The citation below is for an article which showed that obstructive sleep apnea (OSA) is associated with upper and lower airway inflammation.
Full Name Devouassoux, Gilles. Levy, Patrick. Rossini, Eliane. Pin,
Isabelle. Fior-Gozlan, Michele. Henry, Mireille. Seigneurin,
Daniel. Pepin, Jean-Louis.
Institution Sleep Laboratory, Exploration Fonctionnelle Cardio-
Respiratoire, University Hospital Grenoble, Grenoble
Title Sleep apnea is associated with bronchial inflammation and
continuous positive airway pressure-induced airway
Source Journal of Allergy & Clinical Immunology. 119(3):597-603,
Continuous positive airway pressure (CPAP) cannot be a direct cause of yellow, blood streaked mucous but could indirectly facilitate it by increasing aspiration. Whatever the cause of the inflammation, OSA or aspiration enhanced by esophageal dysmotility, the inflammation in small airways could result in the yellow mucus. CPAP works in part by splinting the airways open that could facilitate clearance of the mucus and blood from inflamed airways, which would otherwise be collapsed when not on CPAP. Such small airway inflammation could also be enhanced in an individual with a history of cigarette smoking.
If this were the mechanism of what you have experienced, it is conceivable that with the optimum use of inhaled steroids and inhaled bronchodilators, airway clearance of the yellow mucus would be improved during the day and not such a problem at night.
You might want to discuss with your sleep doctor if you could experience CPAP benefit at a lower pressure and if it might be possible to prevent the confusion and disorientation, by using low flow oxygen, without positive pressure.

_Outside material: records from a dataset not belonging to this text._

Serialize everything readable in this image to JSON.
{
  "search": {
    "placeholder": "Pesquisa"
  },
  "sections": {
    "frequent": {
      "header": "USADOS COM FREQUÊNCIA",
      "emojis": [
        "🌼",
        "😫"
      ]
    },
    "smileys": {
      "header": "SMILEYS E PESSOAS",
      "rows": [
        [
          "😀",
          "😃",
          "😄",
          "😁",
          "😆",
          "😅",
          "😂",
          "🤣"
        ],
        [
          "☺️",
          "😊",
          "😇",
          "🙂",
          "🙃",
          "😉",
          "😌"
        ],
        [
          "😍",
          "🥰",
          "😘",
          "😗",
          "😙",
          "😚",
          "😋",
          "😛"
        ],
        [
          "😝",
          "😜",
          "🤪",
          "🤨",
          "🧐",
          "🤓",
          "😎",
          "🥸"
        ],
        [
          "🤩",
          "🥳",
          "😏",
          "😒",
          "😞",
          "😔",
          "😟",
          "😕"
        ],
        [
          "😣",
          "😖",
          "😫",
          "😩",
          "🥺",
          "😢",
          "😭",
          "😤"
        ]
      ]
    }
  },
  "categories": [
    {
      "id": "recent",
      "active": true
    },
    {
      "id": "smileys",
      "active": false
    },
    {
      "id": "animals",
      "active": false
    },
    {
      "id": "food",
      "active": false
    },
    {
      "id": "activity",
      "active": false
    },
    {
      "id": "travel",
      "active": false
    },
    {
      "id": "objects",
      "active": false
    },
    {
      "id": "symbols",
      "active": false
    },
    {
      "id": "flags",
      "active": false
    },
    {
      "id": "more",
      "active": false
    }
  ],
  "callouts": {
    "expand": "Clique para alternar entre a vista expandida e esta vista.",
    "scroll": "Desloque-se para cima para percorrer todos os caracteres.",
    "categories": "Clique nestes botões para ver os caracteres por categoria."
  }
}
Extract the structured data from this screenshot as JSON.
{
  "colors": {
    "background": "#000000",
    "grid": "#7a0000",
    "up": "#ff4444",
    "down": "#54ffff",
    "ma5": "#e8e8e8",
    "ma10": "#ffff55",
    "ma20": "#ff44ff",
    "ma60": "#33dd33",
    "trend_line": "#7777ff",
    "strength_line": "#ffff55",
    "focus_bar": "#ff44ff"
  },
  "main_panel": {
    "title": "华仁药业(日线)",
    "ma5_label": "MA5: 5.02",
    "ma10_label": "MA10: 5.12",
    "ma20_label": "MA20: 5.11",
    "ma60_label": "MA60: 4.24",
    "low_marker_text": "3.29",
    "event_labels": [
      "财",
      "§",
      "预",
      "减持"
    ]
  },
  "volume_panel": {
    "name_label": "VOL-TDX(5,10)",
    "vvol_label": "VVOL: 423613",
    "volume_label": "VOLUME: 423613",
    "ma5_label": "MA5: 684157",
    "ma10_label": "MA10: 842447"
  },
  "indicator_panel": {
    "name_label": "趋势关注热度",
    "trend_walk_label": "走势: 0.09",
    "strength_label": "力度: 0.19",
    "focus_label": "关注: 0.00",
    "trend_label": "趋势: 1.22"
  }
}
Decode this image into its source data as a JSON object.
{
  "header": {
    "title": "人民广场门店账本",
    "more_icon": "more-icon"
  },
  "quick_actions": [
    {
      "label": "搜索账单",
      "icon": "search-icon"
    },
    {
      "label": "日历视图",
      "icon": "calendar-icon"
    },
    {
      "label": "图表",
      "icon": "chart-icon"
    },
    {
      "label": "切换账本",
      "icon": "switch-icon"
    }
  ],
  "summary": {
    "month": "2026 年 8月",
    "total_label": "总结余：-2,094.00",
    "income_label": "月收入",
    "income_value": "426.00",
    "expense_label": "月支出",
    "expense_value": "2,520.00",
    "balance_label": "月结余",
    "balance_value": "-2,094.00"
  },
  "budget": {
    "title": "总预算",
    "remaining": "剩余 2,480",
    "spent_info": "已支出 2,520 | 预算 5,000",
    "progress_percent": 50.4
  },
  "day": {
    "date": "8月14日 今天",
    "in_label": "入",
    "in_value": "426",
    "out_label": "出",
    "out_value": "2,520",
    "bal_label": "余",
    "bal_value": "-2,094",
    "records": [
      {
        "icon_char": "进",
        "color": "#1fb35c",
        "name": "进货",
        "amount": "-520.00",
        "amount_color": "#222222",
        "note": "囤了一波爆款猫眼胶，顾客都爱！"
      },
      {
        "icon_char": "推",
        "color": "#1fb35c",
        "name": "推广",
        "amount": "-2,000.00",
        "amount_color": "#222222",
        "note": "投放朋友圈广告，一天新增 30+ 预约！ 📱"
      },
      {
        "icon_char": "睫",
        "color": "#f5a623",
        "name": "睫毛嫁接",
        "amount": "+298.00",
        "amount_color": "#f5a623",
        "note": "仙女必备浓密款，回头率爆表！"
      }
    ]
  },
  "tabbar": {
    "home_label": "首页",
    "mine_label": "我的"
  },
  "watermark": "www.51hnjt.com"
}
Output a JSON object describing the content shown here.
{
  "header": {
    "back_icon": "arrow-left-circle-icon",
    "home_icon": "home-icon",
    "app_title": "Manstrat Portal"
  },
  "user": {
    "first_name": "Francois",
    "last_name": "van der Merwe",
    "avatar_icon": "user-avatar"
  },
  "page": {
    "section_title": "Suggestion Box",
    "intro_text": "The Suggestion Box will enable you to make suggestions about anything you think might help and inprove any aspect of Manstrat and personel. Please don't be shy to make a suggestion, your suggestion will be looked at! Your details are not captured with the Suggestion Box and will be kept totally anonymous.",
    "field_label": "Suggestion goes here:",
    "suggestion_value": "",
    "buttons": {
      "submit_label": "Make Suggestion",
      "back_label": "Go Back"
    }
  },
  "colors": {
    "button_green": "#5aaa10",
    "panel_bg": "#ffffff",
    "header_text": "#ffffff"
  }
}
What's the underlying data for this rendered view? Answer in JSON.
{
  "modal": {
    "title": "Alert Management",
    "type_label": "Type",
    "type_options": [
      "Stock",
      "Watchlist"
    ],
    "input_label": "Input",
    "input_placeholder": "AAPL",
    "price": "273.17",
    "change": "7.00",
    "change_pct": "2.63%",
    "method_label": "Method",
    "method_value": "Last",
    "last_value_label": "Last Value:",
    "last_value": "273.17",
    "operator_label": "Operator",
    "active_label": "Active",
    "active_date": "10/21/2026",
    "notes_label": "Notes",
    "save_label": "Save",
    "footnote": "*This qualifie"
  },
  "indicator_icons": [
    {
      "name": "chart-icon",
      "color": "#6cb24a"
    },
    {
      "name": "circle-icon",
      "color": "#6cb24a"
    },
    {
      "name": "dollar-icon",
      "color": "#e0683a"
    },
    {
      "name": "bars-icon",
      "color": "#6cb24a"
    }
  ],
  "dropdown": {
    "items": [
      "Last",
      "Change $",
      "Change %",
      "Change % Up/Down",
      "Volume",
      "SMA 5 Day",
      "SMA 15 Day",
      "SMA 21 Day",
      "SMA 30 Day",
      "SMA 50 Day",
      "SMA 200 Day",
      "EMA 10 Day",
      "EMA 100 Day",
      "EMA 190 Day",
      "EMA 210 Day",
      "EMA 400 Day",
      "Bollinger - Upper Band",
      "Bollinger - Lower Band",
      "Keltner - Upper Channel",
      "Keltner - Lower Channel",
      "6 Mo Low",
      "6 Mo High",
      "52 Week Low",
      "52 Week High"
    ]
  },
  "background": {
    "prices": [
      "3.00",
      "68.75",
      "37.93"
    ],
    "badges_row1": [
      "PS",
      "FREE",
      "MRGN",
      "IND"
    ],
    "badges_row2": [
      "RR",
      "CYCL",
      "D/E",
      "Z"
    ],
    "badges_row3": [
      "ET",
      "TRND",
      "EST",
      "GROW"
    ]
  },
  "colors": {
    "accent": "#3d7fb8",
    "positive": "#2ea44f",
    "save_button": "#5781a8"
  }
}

Thank you for responding to my question on Aug. 6th. I am still attempting to get an appt with the sleep specialist. I am concerned because now I am having episodes of confusion and disorientation while on the cpap. When I finally get myself roused enough to realize where I am and go back to bed, I realize my airway is clogged with thick mucous. I no longer wake with coughing reflex to clear my airway. Since I no longer cough when my airway is filling with mucous, is it possible it is causing hypoxia? Thank you for the information on the study. I will be sure to share it with my sleep specialist. God bless.